Whether a job is going well or there are issues, good communication is essential between the nanny and the employer. Obviously it’s much easier to communicate all the positives – how much you enjoy your job, how great the family is, the latest fun activity or humorous comment from one of the children – these are enjoyable to share. It’s when there are issues that we need to really work on effective open communication skills.
Avoiding conversations about issues of concern is not a good approach. Nothing can change in a situation unless dialogue is begun. Nannies are great at teaching these concepts to the children in their care, but not always the best at communicating with their employers. Certainly the personal nature of a nanny position is part of the challenge.

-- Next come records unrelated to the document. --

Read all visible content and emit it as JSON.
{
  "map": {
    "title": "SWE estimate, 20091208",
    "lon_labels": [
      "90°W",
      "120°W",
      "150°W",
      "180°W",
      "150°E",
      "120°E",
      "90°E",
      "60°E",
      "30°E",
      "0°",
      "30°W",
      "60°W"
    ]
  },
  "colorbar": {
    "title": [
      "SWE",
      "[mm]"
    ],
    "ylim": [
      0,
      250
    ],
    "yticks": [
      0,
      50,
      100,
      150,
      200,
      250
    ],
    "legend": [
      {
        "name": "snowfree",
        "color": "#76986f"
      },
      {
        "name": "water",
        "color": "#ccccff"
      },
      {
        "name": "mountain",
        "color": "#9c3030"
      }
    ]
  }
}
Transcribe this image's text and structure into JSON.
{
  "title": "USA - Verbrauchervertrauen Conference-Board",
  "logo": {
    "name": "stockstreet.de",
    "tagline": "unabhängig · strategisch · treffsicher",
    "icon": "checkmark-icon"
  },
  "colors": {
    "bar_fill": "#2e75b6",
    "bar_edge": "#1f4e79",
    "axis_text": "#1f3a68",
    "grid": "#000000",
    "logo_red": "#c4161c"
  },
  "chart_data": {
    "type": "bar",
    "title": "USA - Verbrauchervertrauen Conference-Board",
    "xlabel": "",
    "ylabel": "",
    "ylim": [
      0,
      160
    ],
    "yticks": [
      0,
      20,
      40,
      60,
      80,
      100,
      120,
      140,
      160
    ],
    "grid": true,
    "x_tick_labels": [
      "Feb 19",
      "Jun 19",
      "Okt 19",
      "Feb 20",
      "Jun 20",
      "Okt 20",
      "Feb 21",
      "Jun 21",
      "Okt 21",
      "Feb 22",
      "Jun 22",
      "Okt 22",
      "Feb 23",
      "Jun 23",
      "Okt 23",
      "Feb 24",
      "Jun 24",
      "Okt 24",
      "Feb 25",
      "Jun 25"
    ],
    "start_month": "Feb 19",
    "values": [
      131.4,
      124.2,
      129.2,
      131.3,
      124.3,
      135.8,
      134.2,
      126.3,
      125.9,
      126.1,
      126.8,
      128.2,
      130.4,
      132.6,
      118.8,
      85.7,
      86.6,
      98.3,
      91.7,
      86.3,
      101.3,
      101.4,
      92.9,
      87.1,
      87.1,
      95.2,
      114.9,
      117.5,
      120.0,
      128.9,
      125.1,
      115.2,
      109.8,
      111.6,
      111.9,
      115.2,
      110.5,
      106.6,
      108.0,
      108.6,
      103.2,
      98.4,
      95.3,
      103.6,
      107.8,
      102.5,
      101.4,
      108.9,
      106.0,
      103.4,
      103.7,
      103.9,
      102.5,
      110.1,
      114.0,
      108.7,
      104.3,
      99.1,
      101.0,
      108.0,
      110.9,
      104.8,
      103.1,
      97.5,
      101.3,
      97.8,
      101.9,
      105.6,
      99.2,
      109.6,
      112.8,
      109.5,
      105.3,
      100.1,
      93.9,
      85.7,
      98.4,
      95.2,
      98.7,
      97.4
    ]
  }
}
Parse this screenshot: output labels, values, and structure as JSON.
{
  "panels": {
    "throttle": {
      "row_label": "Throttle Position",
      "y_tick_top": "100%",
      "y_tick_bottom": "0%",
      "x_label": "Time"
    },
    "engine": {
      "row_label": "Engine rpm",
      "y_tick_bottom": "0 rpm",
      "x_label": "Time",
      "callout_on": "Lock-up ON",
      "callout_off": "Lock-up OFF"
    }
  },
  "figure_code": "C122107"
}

Consider the following tips in effective communication with your employers:
1) Communicate Daily
Whether you connect at the start of your day or an update at the end, it’s helpful to make a daily contact. Many nannies use a log noting the pattern of the child’s day, but making the effort to have a short conversation can go a long way to keeping the communication flowing. Keep this connection light – this isn’t the time for an in-depth conversation.
2) Timing is Everything
While a light chat at the end of the day is nice for touching base, it isn’t always the best time for a serious topic. If your employer has had a challenging day at work this might not be a great time for bringing up issues. In this case let them know you would like to talk, the subject matter, and ask when would be a good time for them to discuss this with you. If it’s a child related situation that you feel needs immediate attention you should ask, “Is this a good time to discuss . . . ?” Then they will know you have something that needs their attention. Launching into a topic without this kind of notice doesn’t promote good communication. If something of a serious nature relating to the children has occurred, you may want to call or email them as soon as possible so that when they arrive home they know what’s happened. Never discuss issues in front of the children.
Sharing all the wonderful things the day held also needs their attention. While a log is a great option so is a quick email, phone call, photo or text message – it helps them feel that they are in the loop when it comes to their child. How wonderful when parents can come home to good feelings about their children and you!
3) Periodic Meetings
It is a good idea to set a plan for meeting with your employers periodically – perhaps after the first 30 to 60 days, 6 month, year anniversary, and at least yearly thereafter. This time should be set aside to discuss all aspects of how the job is going, any concerns or challenges, and set goals. It is best to meet away from the house if possible and definitely at a time when children are not present. Remember we have a Performance Review Form that can be used for these formal meetings.
4) Balanced Approach
Starting a conversation can be challenging, especially if there is an issue that needs attention. Beginning with some positive comments can help ease into more serious matters. Then be clear and direct about concerns – your employers are not mind readers. Giving concrete examples can be helpful in illustrating your point. Then listen to responses and reactions. Be prepared with options and ready to problem solve together. Set new goals which may include another follow up meeting to discuss progress.
5) Good Listening Skills
Being an empathetic listener is a valuable skill and goes a long way in communication with your employer. Try not to react or be defensive, really think about what they are saying so that your response will be thoughtful and appropriate. There are times when sensitive topics need to be discussed; your supportive listening skills will help ease uncomfortable feelings that may arise.
6) Be Prepared
It is a good idea to write down topics you wish to discuss with your employer before you meet with them or complete the Performance Review Form. Make sure to note examples and have some suggestions ready for options to consider. Also, if you feel you may need to compromise or negotiate on things have those ideas prepared as well. Then as you meet you’ll have your notes to reference. Some nannies feel intimidated in these formal meeting settings; taking notes as you are discussing issues can help you ease tension and are a good source of information after the meeting is over.
Effective communication skills are an asset worth developing – a life long skill. Your employers will appreciate the professionalism you demonstrate and the children in your care will benefit from the model you provide.